Steps to connect using OAuth 2.0
Note
The steps in this section were tested using Excel for Microsoft 365 for Windows Server 2022 Datacenter 64 bit.
The following are the steps to allow a user to connect to Databricks in a single sign-on experience.
Launch ODBC Data Sources.
Go to System DSN tab and select Simba Spark entry in the DSN list (or you can also create a new DSN by following the instructions hosted on Microsoft site).
Click on Configure button and you will see the below pop-up window.
On Mechanism, select OAuth 2.0.
Click on OAuth Options button, you will see the following OAuth Option pop-up window.
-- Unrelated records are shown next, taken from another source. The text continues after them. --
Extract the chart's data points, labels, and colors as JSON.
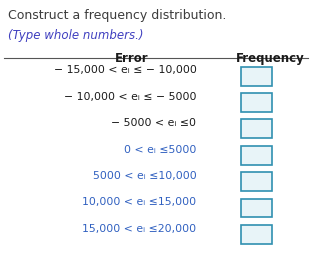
{
  "title": "Construct a frequency distribution.",
  "subtitle": "(Type whole numbers.)",
  "col_header_error": "Error",
  "col_header_freq": "Frequency",
  "rows": [
    "− 15,000 < eᵢ ≤ − 10,000",
    "− 10,000 < eᵢ ≤ − 5000",
    "− 5000 < eᵢ ≤0",
    "0 < eᵢ ≤5000",
    "5000 < eᵢ ≤10,000",
    "10,000 < eᵢ ≤15,000",
    "15,000 < eᵢ ≤20,000"
  ],
  "title_color": "#3c3c3c",
  "subtitle_color": "#4040c0",
  "header_color": "#1a1a1a",
  "row_colors": [
    "#1a1a1a",
    "#1a1a1a",
    "#1a1a1a",
    "#3060c0",
    "#3060c0",
    "#3060c0",
    "#3060c0"
  ],
  "box_edge_color": "#3090b0",
  "box_face_color": "#e8f4f8",
  "line_color": "#555555",
  "background_color": "#ffffff",
  "figwidth": 3.15,
  "figheight": 2.54,
  "dpi": 100
}
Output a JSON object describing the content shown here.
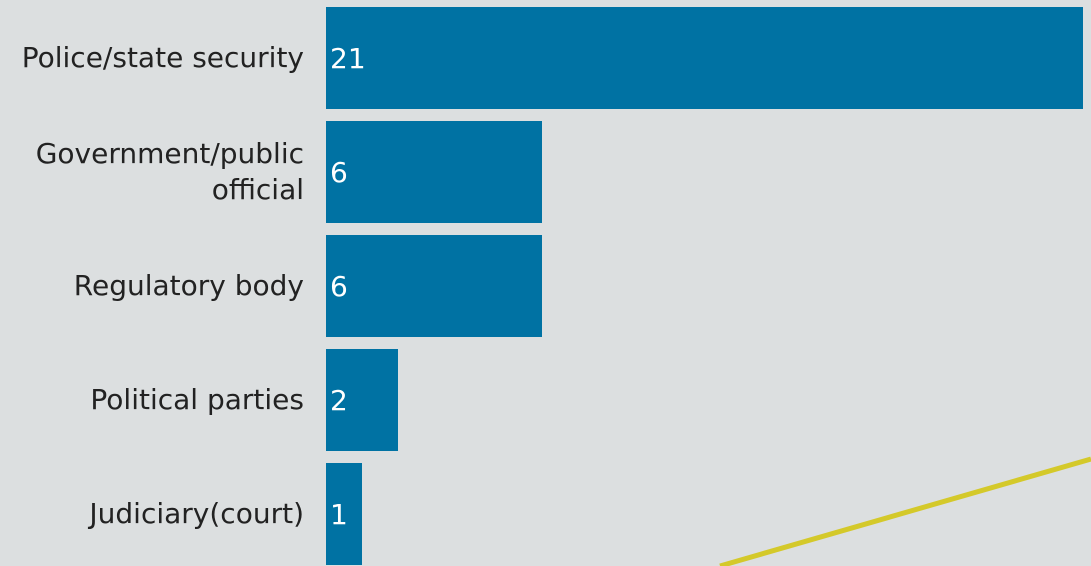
{
  "chart_data": {
    "type": "bar",
    "orientation": "horizontal",
    "categories": [
      "Police/state security",
      "Government/public official",
      "Regulatory body",
      "Political parties",
      "Judiciary(court)"
    ],
    "values": [
      21,
      6,
      6,
      2,
      1
    ],
    "data_labels": [
      "21",
      "6",
      "6",
      "2",
      "1"
    ],
    "xlim": [
      0,
      21
    ],
    "grid": false,
    "legend": "none",
    "bar_color": "#0072a3",
    "label_color": "#222222",
    "value_label_color": "#ffffff",
    "background_color": "#dcdfe0",
    "accent_line_color": "#d4c92a"
  }
}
Select Browser Based Authorization Code and Uncheck IGNORE_SQLDRIVER_NOPROMPT. Close the pop-up window.
Click on HTTP Options button and enter the HTTP path in the pop-up window.
Close the HTTP Options pop-up window. Click on Advanced Options button, then click on Server Side Properties button in the pop-up window.
Add a server side property Auth_Flow and value 2.
Now you have successfully configured an ODBC DSN.
Launch Microsoft Excel and create a new blank workbook. Select menu Data > Get Data > From Other Sources > From ODBC
Select the DSN you just configured.
Click the OK button to connect. You will be prompted to authenticate yourself on a browser pop-up window.
Connect using a connection URL with OAuth 2.0
Note
The steps in this section were tested using Excel for Microsoft 365 for Windows version 11.
You can also directly connect Excel to Databricks using a connection URL. The connection URL is in the following format:
Driver=Simba Spark ODBC Driver;Host=<hostName>;Port=443;HttpPath=<httpPath>;SSL=1;AuthMech=11;Auth_Flow=2;Catalog=samples;Schema=default
Launch Excel and select menu Data > Get Data > From Other Sources > From ODBC
In Data source name (DSN), select Simba Spark
Click and expand Advanced options section.
Enter the above connection URL in the text box of Connection string (non-credential properties)(optional)
Click the OK button.
Click the Connect button. You should be prompted by a dialog that you can use to authenticate yourself through OAuth 2.0.
Steps to connect using Databricks personal access token
Note
The steps in this section were tested using Excel for Microsoft 365 for Mac version 16.70.
Open a blank workbook in Microsoft Excel.
In the Data ribbon, click the down caret next to Get Data (Power Query), then click From database (Microsoft Query).
In the iODBC Data Source Chooser, select the DSN that you created in the prerequisites, and then click OK.
For Username, enter
token
.For Password, enter your personal access token from the prerequisites.
In the Microsoft Query dialog, select the Databricks table that you want to load into Excel, and then click Return Data.
In the Import Data dialog, select Table and Existing sheet, and then click Import.
After you load your data into your Excel workbook, you can perform analytical operations on it.